My son is 1 today. I should be gooey, teary, etc., and I'm sort of getting there. But as I very slowly climbed out of bed this morning (when he woke up an hour early, after going to bed two hours late), I thought, "Oh no. I'm afraid I may hate this day, and then I'll feel guilty for the rest of my life." He was super cranky, of course, because he shouldn't have been awake; but his store brand diaper (don't get me started on this topic in my house) had failed and he couldn't sleep.
When he and I both are exhausted, it doesn't bode well, until one (or both) of us either takes a nap, or gets some coffee (That's me, not the Monkey. I like a baby who sleeps.) My moment of truth occurred when my Monkey grabbed his cup of milk before I could get the lid on it, and it spilled everywhere, including parts of my kitchen I had no idea existed. I lost my cool for about five seconds (an occurrence which my toddler has decided is hilarious, just like his Father. I may not live past the age of 40, unless military schools are now admitting toddlers and/or 40-something spouses).
I tried to get my former baby, Ginger Sue, the Cocker Spaniel, to help clean up the milk on the floor, thinking it was a win/win for both of us (Don't judge.

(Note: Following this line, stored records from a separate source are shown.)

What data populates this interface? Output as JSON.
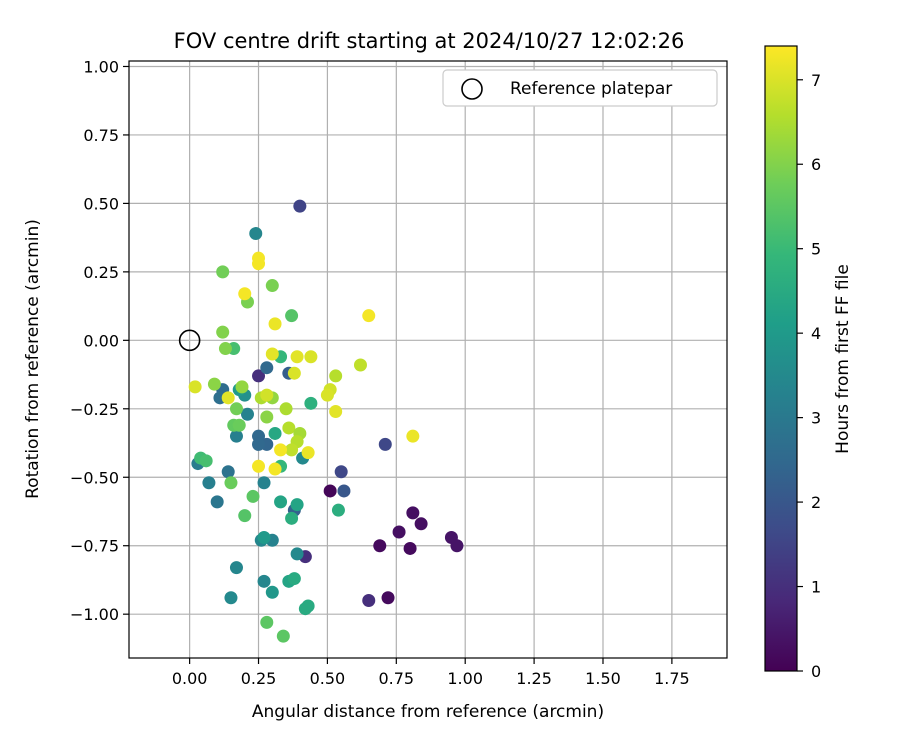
{
  "chart_data": {
    "type": "scatter",
    "title": "FOV centre drift starting at 2024/10/27 12:02:26",
    "xlabel": "Angular distance from reference (arcmin)",
    "ylabel": "Rotation from reference (arcmin)",
    "xlim": [
      -0.22,
      1.95
    ],
    "ylim": [
      -1.16,
      1.02
    ],
    "xticks": [
      0.0,
      0.25,
      0.5,
      0.75,
      1.0,
      1.25,
      1.5,
      1.75
    ],
    "xtick_labels": [
      "0.00",
      "0.25",
      "0.50",
      "0.75",
      "1.00",
      "1.25",
      "1.50",
      "1.75"
    ],
    "yticks": [
      1.0,
      0.75,
      0.5,
      0.25,
      0.0,
      -0.25,
      -0.5,
      -0.75,
      -1.0
    ],
    "ytick_labels": [
      "1.00",
      "0.75",
      "0.50",
      "0.25",
      "0.00",
      "−0.25",
      "−0.50",
      "−0.75",
      "−1.00"
    ],
    "grid": true,
    "legend": {
      "position": "top-right",
      "entries": [
        "Reference platepar"
      ]
    },
    "reference_point": {
      "x": 0.0,
      "y": 0.0
    },
    "colorbar": {
      "label": "Hours from first FF file",
      "colormap": "viridis",
      "range": [
        0,
        7.4
      ],
      "ticks": [
        0,
        1,
        2,
        3,
        4,
        5,
        6,
        7
      ],
      "tick_labels": [
        "0",
        "1",
        "2",
        "3",
        "4",
        "5",
        "6",
        "7"
      ]
    },
    "points": [
      {
        "x": 0.51,
        "y": -0.55,
        "hours": 0.1
      },
      {
        "x": 0.69,
        "y": -0.75,
        "hours": 0.2
      },
      {
        "x": 0.72,
        "y": -0.94,
        "hours": 0.2
      },
      {
        "x": 0.76,
        "y": -0.7,
        "hours": 0.3
      },
      {
        "x": 0.8,
        "y": -0.76,
        "hours": 0.2
      },
      {
        "x": 0.81,
        "y": -0.63,
        "hours": 0.3
      },
      {
        "x": 0.84,
        "y": -0.67,
        "hours": 0.3
      },
      {
        "x": 0.95,
        "y": -0.72,
        "hours": 0.4
      },
      {
        "x": 0.97,
        "y": -0.75,
        "hours": 0.4
      },
      {
        "x": 0.65,
        "y": -0.95,
        "hours": 1.0
      },
      {
        "x": 0.42,
        "y": -0.79,
        "hours": 1.0
      },
      {
        "x": 0.25,
        "y": -0.13,
        "hours": 1.0
      },
      {
        "x": 0.4,
        "y": 0.49,
        "hours": 1.5
      },
      {
        "x": 0.71,
        "y": -0.38,
        "hours": 1.6
      },
      {
        "x": 0.55,
        "y": -0.48,
        "hours": 1.6
      },
      {
        "x": 0.56,
        "y": -0.55,
        "hours": 2.0
      },
      {
        "x": 0.36,
        "y": -0.12,
        "hours": 2.2
      },
      {
        "x": 0.38,
        "y": -0.62,
        "hours": 2.3
      },
      {
        "x": 0.28,
        "y": -0.1,
        "hours": 2.5
      },
      {
        "x": 0.25,
        "y": -0.35,
        "hours": 2.5
      },
      {
        "x": 0.28,
        "y": -0.38,
        "hours": 2.4
      },
      {
        "x": 0.25,
        "y": -0.38,
        "hours": 2.5
      },
      {
        "x": 0.12,
        "y": -0.18,
        "hours": 2.6
      },
      {
        "x": 0.11,
        "y": -0.21,
        "hours": 2.7
      },
      {
        "x": 0.14,
        "y": -0.48,
        "hours": 2.8
      },
      {
        "x": 0.1,
        "y": -0.59,
        "hours": 2.9
      },
      {
        "x": 0.03,
        "y": -0.45,
        "hours": 3.1
      },
      {
        "x": 0.07,
        "y": -0.52,
        "hours": 3.2
      },
      {
        "x": 0.17,
        "y": -0.35,
        "hours": 3.2
      },
      {
        "x": 0.21,
        "y": -0.27,
        "hours": 3.3
      },
      {
        "x": 0.27,
        "y": -0.52,
        "hours": 3.3
      },
      {
        "x": 0.26,
        "y": -0.73,
        "hours": 3.4
      },
      {
        "x": 0.3,
        "y": -0.73,
        "hours": 3.3
      },
      {
        "x": 0.27,
        "y": -0.88,
        "hours": 3.4
      },
      {
        "x": 0.15,
        "y": -0.94,
        "hours": 3.5
      },
      {
        "x": 0.17,
        "y": -0.83,
        "hours": 3.4
      },
      {
        "x": 0.24,
        "y": 0.39,
        "hours": 3.4
      },
      {
        "x": 0.39,
        "y": -0.78,
        "hours": 3.5
      },
      {
        "x": 0.3,
        "y": -0.92,
        "hours": 3.9
      },
      {
        "x": 0.41,
        "y": -0.43,
        "hours": 3.5
      },
      {
        "x": 0.2,
        "y": -0.2,
        "hours": 3.7
      },
      {
        "x": 0.18,
        "y": -0.18,
        "hours": 4.0
      },
      {
        "x": 0.27,
        "y": -0.72,
        "hours": 4.0
      },
      {
        "x": 0.36,
        "y": -0.88,
        "hours": 4.3
      },
      {
        "x": 0.39,
        "y": -0.6,
        "hours": 4.3
      },
      {
        "x": 0.33,
        "y": -0.59,
        "hours": 4.3
      },
      {
        "x": 0.31,
        "y": -0.34,
        "hours": 4.4
      },
      {
        "x": 0.38,
        "y": -0.87,
        "hours": 4.5
      },
      {
        "x": 0.43,
        "y": -0.97,
        "hours": 4.5
      },
      {
        "x": 0.42,
        "y": -0.98,
        "hours": 4.5
      },
      {
        "x": 0.37,
        "y": -0.65,
        "hours": 4.6
      },
      {
        "x": 0.44,
        "y": -0.23,
        "hours": 4.7
      },
      {
        "x": 0.54,
        "y": -0.62,
        "hours": 4.6
      },
      {
        "x": 0.33,
        "y": -0.06,
        "hours": 4.9
      },
      {
        "x": 0.33,
        "y": -0.46,
        "hours": 4.9
      },
      {
        "x": 0.04,
        "y": -0.43,
        "hours": 5.1
      },
      {
        "x": 0.06,
        "y": -0.44,
        "hours": 5.2
      },
      {
        "x": 0.16,
        "y": -0.03,
        "hours": 5.2
      },
      {
        "x": 0.37,
        "y": 0.09,
        "hours": 5.4
      },
      {
        "x": 0.2,
        "y": -0.64,
        "hours": 5.4
      },
      {
        "x": 0.23,
        "y": -0.57,
        "hours": 5.5
      },
      {
        "x": 0.28,
        "y": -1.03,
        "hours": 5.5
      },
      {
        "x": 0.34,
        "y": -1.08,
        "hours": 5.5
      },
      {
        "x": 0.15,
        "y": -0.52,
        "hours": 5.7
      },
      {
        "x": 0.16,
        "y": -0.31,
        "hours": 5.6
      },
      {
        "x": 0.17,
        "y": -0.25,
        "hours": 5.8
      },
      {
        "x": 0.18,
        "y": -0.31,
        "hours": 5.7
      },
      {
        "x": 0.12,
        "y": 0.25,
        "hours": 5.8
      },
      {
        "x": 0.3,
        "y": 0.2,
        "hours": 5.9
      },
      {
        "x": 0.21,
        "y": 0.14,
        "hours": 5.9
      },
      {
        "x": 0.12,
        "y": 0.03,
        "hours": 6.0
      },
      {
        "x": 0.13,
        "y": -0.03,
        "hours": 6.0
      },
      {
        "x": 0.09,
        "y": -0.16,
        "hours": 6.1
      },
      {
        "x": 0.19,
        "y": -0.17,
        "hours": 6.2
      },
      {
        "x": 0.28,
        "y": -0.28,
        "hours": 6.1
      },
      {
        "x": 0.3,
        "y": -0.21,
        "hours": 6.2
      },
      {
        "x": 0.26,
        "y": -0.21,
        "hours": 6.5
      },
      {
        "x": 0.35,
        "y": -0.25,
        "hours": 6.5
      },
      {
        "x": 0.36,
        "y": -0.32,
        "hours": 6.6
      },
      {
        "x": 0.4,
        "y": -0.34,
        "hours": 6.4
      },
      {
        "x": 0.39,
        "y": -0.37,
        "hours": 6.6
      },
      {
        "x": 0.37,
        "y": -0.4,
        "hours": 6.7
      },
      {
        "x": 0.53,
        "y": -0.13,
        "hours": 6.6
      },
      {
        "x": 0.62,
        "y": -0.09,
        "hours": 6.7
      },
      {
        "x": 0.51,
        "y": -0.18,
        "hours": 6.9
      },
      {
        "x": 0.5,
        "y": -0.2,
        "hours": 7.0
      },
      {
        "x": 0.53,
        "y": -0.26,
        "hours": 7.1
      },
      {
        "x": 0.44,
        "y": -0.06,
        "hours": 7.0
      },
      {
        "x": 0.39,
        "y": -0.06,
        "hours": 7.1
      },
      {
        "x": 0.38,
        "y": -0.12,
        "hours": 7.0
      },
      {
        "x": 0.28,
        "y": -0.2,
        "hours": 6.9
      },
      {
        "x": 0.3,
        "y": -0.05,
        "hours": 7.1
      },
      {
        "x": 0.02,
        "y": -0.17,
        "hours": 7.0
      },
      {
        "x": 0.14,
        "y": -0.21,
        "hours": 7.1
      },
      {
        "x": 0.2,
        "y": 0.17,
        "hours": 7.3
      },
      {
        "x": 0.25,
        "y": 0.3,
        "hours": 7.3
      },
      {
        "x": 0.25,
        "y": 0.28,
        "hours": 7.3
      },
      {
        "x": 0.31,
        "y": 0.06,
        "hours": 7.2
      },
      {
        "x": 0.65,
        "y": 0.09,
        "hours": 7.3
      },
      {
        "x": 0.81,
        "y": -0.35,
        "hours": 7.2
      },
      {
        "x": 0.43,
        "y": -0.41,
        "hours": 7.2
      },
      {
        "x": 0.33,
        "y": -0.4,
        "hours": 7.3
      },
      {
        "x": 0.31,
        "y": -0.47,
        "hours": 7.3
      },
      {
        "x": 0.25,
        "y": -0.46,
        "hours": 7.3
      }
    ]
  }
}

You do it too, whether you admit it or not; otherwise, there would be no moms with pets.). But she just looked at me blankly like, "WTF are you talking about??? Clearly you're having yet another one of your meltdowns, and I just can't deal anymore!" I wanted to cry, and yell, and start throwing things, and maim my husband (who, of course, is working diligently in his office across town, having no idea what's going on here, but we all know they are never innocent...even if they're not here!).
That's when I looked at the clock, and it hit me: This time last year I had just trudged through twelve hours of active labor, with no medication. Twelve hours.* And here I am now, one year later, literally about to let myself cry over spilled milk. So I stepped it up and gave myself a pep talk. I thought about my Dad's Mom, who raised 3 children--one of whom was cognitively disabled--in the 50's, when it was not only socially acceptable to institutionalize children with special needs, but it was a bit taboo to raise them at home. She said, "Nope. He won't see the door to one of those places, while I'm alive!" And I thought about my Mom's Mom, who raised two girls all alone, while her Marine husband was dealing with frostbite during the Korean War. Sometimes they had money for groceries, and sometimes they didn't.

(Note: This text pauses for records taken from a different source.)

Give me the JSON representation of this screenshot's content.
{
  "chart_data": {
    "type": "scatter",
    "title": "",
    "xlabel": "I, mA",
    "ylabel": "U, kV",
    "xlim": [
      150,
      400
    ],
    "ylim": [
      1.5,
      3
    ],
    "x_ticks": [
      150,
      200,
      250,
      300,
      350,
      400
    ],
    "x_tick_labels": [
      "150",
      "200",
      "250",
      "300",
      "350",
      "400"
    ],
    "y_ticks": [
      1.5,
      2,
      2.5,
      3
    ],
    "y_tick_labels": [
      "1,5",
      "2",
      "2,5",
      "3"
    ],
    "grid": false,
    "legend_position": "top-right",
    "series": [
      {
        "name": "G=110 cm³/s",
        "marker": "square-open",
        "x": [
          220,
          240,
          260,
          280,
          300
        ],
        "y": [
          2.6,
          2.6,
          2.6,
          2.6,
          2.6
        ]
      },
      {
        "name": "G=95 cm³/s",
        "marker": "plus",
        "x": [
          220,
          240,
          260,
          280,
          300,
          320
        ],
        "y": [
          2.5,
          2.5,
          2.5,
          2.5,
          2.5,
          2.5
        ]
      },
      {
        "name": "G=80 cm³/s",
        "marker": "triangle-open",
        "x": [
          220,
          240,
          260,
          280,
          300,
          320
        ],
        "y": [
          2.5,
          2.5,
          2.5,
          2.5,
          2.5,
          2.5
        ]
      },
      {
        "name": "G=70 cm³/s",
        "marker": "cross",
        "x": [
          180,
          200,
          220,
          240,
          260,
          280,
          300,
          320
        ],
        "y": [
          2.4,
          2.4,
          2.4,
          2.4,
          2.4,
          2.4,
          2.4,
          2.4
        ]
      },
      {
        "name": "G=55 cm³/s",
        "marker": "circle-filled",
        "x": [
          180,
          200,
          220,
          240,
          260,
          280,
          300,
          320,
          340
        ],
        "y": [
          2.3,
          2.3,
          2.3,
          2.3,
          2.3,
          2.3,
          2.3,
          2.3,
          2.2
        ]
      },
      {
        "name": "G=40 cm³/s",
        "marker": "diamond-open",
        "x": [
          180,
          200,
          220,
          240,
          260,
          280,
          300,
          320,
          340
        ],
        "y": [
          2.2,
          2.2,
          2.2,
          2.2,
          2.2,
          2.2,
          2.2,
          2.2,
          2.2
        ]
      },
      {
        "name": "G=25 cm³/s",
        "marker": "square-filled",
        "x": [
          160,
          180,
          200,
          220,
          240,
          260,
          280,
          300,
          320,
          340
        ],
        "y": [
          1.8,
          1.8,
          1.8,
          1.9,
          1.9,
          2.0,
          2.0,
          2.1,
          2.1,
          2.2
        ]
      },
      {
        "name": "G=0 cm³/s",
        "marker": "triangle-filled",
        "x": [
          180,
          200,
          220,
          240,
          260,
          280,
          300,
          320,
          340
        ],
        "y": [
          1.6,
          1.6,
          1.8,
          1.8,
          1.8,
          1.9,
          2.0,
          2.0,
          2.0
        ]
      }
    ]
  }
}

It seems a little over-the-top to consider such harsh realities and compare them to my own, but it helped me realize that all I have to do is make it through this one day, and do my best to make it memorable. I don't have to have a baby (already got one) or a blood transfusion (been there), or an epidural (done that). I don't even have to stay up all night tonight, and I didn't last night. I certainly don't have to worry about grocery money or the health of my child.
If we (as moms) are honest with ourselves, the first birthday really isn't about the child at all. It's about us, our memories, and a few photographs that we hope our children can cherish later. My son has NO idea what's going on today. He only knows if he's tired, hungry, or happy. My job today is the same as it is every day: to keep him in the happy state as long and as frequently as possible. It's very unlikely that he will remember this day. But I will. So I have to choose what type of memories I will be making for him and for me. Now that he's napping, and I'm sipping my coffee, I'm hopeful that I will choose wisely. If not, at least we'll have some nice pictures, and someday I will have a much more selective memory.

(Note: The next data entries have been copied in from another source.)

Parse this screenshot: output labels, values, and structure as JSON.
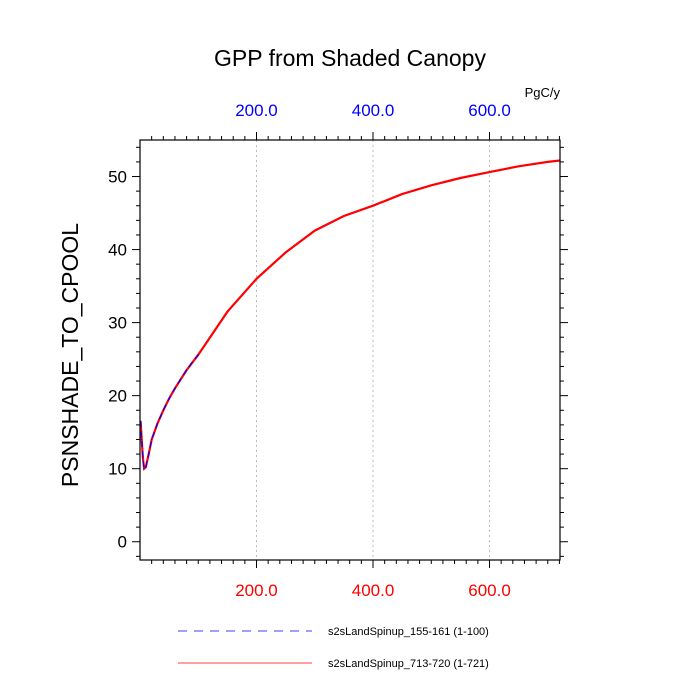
{
  "chart_data": {
    "type": "line",
    "title": "GPP from Shaded Canopy",
    "ylabel": "PSNSHADE_TO_CPOOL",
    "top_axis_unit": "PgC/y",
    "xlim": [
      0,
      721
    ],
    "ylim": [
      -2.5,
      55
    ],
    "grid": "vertical dotted",
    "x_ticks": [
      200,
      400,
      600
    ],
    "x_tick_labels_bottom": [
      "200.0",
      "400.0",
      "600.0"
    ],
    "x_tick_labels_top": [
      "200.0",
      "400.0",
      "600.0"
    ],
    "bottom_tick_color": "#ff0000",
    "top_tick_color": "#0000ff",
    "y_ticks": [
      0,
      10,
      20,
      30,
      40,
      50
    ],
    "y_tick_labels": [
      "0",
      "10",
      "20",
      "30",
      "40",
      "50"
    ],
    "legend_placement": "bottom",
    "series": [
      {
        "name": "s2sLandSpinup_155-161 (1-100)",
        "color": "#0000ff",
        "dash": "dashed",
        "x": [
          1,
          3,
          5,
          7,
          10,
          15,
          20,
          30,
          40,
          50,
          60,
          70,
          80,
          90,
          100
        ],
        "values": [
          16.5,
          14.0,
          11.5,
          10.0,
          10.2,
          12.0,
          14.0,
          16.2,
          18.0,
          19.6,
          21.0,
          22.3,
          23.5,
          24.6,
          25.6
        ]
      },
      {
        "name": "s2sLandSpinup_713-720 (1-721)",
        "color": "#ff0000",
        "dash": "solid",
        "x": [
          1,
          3,
          5,
          7,
          10,
          15,
          20,
          30,
          40,
          50,
          60,
          80,
          100,
          150,
          200,
          250,
          300,
          350,
          400,
          450,
          500,
          550,
          600,
          650,
          700,
          721
        ],
        "values": [
          16.5,
          14.0,
          11.5,
          10.0,
          10.2,
          12.0,
          14.0,
          16.2,
          18.0,
          19.6,
          21.0,
          23.5,
          25.6,
          31.5,
          36.0,
          39.6,
          42.6,
          44.6,
          46.0,
          47.6,
          48.8,
          49.8,
          50.6,
          51.4,
          52.0,
          52.2
        ]
      }
    ]
  }
}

*Yes, I know many of you give birth naturally, feed your kids only things that grow out of your garden, live in energy efficient tree houses, and run Fortune 500 companies. That's great for you, and I'm soooooo happy for you! Bless your heart. But that's not me. At all. I fall somewhere between needing a Tylenol for a hang nail and being able to set my own broken bones, but I'm much closer to the hang nail end of the scale.